The caching strategy has two levels: an LRU cache in the identity server that caches domain service HTTP responses, and a long-TTL cache in the domain service that caches external authority API responses. Together they ensure that the expensive operations -- external API calls -- happen once per unique entity, not once per mention.
LRU cache in the identity server¶
The identity server wraps its HTTP client to the domain service with an LRU
cache keyed on (mention, entity_type). A call to /resolve-authority for
"desmopressin" with type "drug" will hit the external authority API on the
first mention in the corpus and return the cached result for every subsequent
mention.
The hit rate for this cache is high in practice. Entity mentions are not uniformly distributed across a corpus -- a paper about Cushing's disease will mention ACTH, cortisol, and desmopressin many times, and these same entities will appear in many other papers about the same disease. The most-mentioned entities are exactly the ones that benefit most from caching.
Cache size is configurable. For a corpus run that processes all papers sequentially in a single worker, an LRU size of 10,000 entries is sufficient to capture the hot set of entities in most domains. For parallel workers, each worker maintains its own cache; there is no shared cache between workers, which avoids coordination overhead at the cost of some redundant API calls at the start of each worker's run.

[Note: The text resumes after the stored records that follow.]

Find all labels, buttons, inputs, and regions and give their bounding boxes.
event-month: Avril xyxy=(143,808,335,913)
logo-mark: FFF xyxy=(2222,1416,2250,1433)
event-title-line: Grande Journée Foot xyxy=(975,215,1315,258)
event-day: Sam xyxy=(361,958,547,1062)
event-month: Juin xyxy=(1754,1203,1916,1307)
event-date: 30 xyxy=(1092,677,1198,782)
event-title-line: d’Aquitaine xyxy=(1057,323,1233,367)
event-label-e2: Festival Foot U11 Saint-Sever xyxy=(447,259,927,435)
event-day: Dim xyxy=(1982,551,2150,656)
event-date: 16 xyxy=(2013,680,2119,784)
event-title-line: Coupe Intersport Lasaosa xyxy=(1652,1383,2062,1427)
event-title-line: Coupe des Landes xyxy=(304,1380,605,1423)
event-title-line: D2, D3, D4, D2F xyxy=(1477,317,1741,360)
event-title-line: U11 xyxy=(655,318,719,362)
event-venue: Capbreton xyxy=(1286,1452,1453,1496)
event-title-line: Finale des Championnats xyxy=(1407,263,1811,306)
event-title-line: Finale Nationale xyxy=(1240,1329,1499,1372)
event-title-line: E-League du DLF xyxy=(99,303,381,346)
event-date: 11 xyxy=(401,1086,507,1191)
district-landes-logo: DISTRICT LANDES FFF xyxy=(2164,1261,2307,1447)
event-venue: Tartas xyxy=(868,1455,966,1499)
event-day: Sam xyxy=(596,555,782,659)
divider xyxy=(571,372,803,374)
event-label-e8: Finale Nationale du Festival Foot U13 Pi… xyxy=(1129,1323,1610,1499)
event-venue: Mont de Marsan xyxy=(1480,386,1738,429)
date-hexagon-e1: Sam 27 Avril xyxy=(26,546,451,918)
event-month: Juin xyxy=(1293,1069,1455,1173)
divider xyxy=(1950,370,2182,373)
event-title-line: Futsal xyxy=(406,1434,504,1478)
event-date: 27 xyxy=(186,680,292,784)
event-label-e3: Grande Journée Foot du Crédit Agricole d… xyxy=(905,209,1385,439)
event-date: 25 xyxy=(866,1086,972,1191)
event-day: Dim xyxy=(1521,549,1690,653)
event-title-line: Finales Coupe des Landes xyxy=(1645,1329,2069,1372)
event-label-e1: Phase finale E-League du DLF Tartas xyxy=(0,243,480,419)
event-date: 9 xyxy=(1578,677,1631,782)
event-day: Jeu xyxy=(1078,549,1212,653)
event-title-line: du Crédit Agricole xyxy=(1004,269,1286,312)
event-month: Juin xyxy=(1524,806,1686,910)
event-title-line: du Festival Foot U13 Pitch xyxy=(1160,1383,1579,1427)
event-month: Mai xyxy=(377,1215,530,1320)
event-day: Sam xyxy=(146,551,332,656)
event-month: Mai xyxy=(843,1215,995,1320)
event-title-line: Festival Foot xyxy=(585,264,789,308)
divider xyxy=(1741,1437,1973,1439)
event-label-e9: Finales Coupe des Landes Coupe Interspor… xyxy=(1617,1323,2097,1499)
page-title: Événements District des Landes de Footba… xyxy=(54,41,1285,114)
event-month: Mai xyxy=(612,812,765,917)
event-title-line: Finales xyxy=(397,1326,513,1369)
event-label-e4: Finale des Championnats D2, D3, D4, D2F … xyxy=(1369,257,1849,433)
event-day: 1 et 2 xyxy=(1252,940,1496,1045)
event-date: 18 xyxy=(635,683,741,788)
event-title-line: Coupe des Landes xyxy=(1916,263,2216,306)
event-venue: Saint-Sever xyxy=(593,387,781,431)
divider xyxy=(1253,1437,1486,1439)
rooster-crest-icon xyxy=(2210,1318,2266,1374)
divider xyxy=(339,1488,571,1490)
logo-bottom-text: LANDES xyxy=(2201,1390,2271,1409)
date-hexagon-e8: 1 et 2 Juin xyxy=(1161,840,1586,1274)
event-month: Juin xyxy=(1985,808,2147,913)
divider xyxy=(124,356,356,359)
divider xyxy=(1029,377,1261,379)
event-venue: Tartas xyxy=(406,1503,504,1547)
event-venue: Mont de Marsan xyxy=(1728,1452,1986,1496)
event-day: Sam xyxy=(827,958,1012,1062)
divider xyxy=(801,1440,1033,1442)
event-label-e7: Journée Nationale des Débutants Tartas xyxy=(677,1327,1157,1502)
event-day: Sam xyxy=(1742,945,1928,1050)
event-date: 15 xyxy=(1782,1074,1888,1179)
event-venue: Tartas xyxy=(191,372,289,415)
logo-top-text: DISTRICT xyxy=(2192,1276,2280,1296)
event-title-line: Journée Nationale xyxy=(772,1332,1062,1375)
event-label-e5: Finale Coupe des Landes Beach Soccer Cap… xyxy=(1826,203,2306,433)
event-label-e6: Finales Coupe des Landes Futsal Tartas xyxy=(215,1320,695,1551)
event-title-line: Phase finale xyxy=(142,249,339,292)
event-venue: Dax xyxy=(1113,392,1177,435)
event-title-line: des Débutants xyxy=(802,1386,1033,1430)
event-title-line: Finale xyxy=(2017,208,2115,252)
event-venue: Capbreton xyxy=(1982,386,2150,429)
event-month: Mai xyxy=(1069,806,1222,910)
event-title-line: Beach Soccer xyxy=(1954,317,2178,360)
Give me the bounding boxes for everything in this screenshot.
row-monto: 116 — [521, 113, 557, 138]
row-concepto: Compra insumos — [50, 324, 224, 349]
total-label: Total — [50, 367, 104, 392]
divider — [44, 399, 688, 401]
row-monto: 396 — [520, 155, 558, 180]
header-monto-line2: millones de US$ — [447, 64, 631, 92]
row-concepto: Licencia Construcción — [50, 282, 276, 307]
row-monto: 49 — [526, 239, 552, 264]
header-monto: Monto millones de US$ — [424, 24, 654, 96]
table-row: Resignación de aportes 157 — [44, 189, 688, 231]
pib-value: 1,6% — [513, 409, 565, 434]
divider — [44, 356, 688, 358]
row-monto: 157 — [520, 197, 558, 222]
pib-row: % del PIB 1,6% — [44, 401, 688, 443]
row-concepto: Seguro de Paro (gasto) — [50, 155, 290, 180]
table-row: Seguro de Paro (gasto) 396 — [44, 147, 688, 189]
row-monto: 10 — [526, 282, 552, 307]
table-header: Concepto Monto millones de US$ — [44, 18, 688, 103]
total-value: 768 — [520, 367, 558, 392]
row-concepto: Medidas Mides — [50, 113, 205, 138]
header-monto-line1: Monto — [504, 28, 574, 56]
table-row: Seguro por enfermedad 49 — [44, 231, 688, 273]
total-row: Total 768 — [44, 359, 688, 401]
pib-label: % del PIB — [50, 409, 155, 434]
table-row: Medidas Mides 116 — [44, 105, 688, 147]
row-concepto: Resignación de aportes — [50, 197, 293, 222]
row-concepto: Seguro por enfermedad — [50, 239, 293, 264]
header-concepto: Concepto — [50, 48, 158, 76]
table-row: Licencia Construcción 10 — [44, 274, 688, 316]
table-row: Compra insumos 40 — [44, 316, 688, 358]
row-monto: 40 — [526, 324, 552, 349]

Long-TTL cache in the domain service¶
The domain service caches external authority API responses with a long TTL -- hours or days, or for the duration of a batch run. Authority records are stable: a MeSH term's canonical ID and synonyms do not change between the start and end of a corpus ingestion run. There is no value in fetching the same authority record twice.
The domain service uses Redis for this cache. Redis provides TTL-based expiration and handles cache persistence across domain service restarts. If the domain service is restarted mid-run, the cache survives the restart and the run can continue without re-fetching all previously resolved authority records.
This is the most important cache in the system. External authority API calls are the bottleneck for resolution performance. The domain service cache eliminates them after the first call.
Co-location¶
The identity server, domain service, Postgres, and Redis run in the same docker-compose network. HTTP calls between them traverse a virtual network interface; latency is sub-millisecond. The caching strategy is designed for this topology -- it assumes that cache misses are cheap (a local network call to Redis or Postgres) and that the expensive operations (external authority APIs) are eliminated by caching.
If the identity server and domain service are deployed in separate network regions, the latency assumptions change. The caching strategy remains correct but the per-call cost of cache misses increases. Co-location is a deployment requirement for the performance characteristics described here, not just a convenience.